The pair pleaded guilty to conspiracy to commit wire fraud and theft. Gy was sentenced to 18 months in prison; Kim got 12 months. They were ordered to pay $870,505 in restitution. Federal authorities believed the four were just two units out of dozens within the Jeolla-do Mafia perpetrating this hit-and-run hustle at casinos throughout the world.
5. Slot Machine Software & Random Number Exploits
Dennis Nikrasch was born Dennis McAndrew in 1941. A career locksmith in Chicago with mob connections, he realized locks weren’t the only thing he could pick.
In the 1970s, Nikrasch dealt with mechanical slot machines. Between 1976 and 1979, he obtained $10 million by rigging machines. He was caught in 1986 and sentenced to five years.
Most criminals would quit. Nikrasch just waited for better technology.
What baffled Control Board agents was that after he manipulated a machine, there was no trace of it having been changed. He figured out how to re-engineer new computer code into a slot machine to produce a winning spin.
Dennis was meticulous. His team included “blockers” who stood in the way of surveillance cameras while he broke into machines. That was tricky because alarms go off seconds after unauthorized opening. Beginning in 1996, Nikrasch could enter slot machines and use a computer-generated device that allowed him to beat machines in just minutes.

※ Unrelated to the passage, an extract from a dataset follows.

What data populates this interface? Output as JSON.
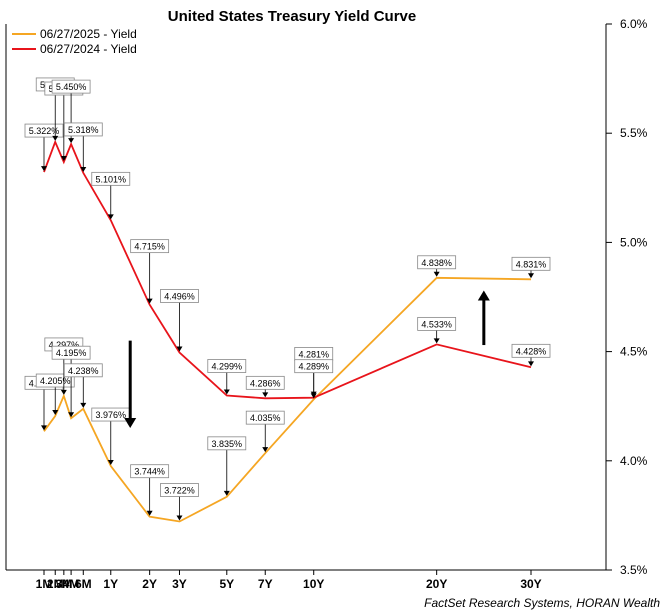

He manually shut down a machine, replaced its computer chip with his own, then left. Another team member would play the machine and win the jackpot. Nikrasch always left before the jackpot hit to avoid connections being made.
His biggest score came on a Wheel of Fortune machine: $3.7 million. But team members weren’t happy. Dennis kept 50 to 70 percent of the winnings, leaving the remainder split among everyone else.
The crew hit six major Las Vegas casinos 10 times between September 1996 and November 1997. Nikrasch was trying to hit a $17 million Megabucks jackpot and move to France when FBI agents raided his house in June 1998. They found two slot machines he’d been studying, a list of target casinos, and various microchips and tools hidden around the house.
Over 22 years, Dennis Nikrasch stole $16 million from Las Vegas casinos. “He had the most sophisticated system we’ve ever seen,” said Keith Copher, chief of enforcement for the Nevada Gaming Control Board.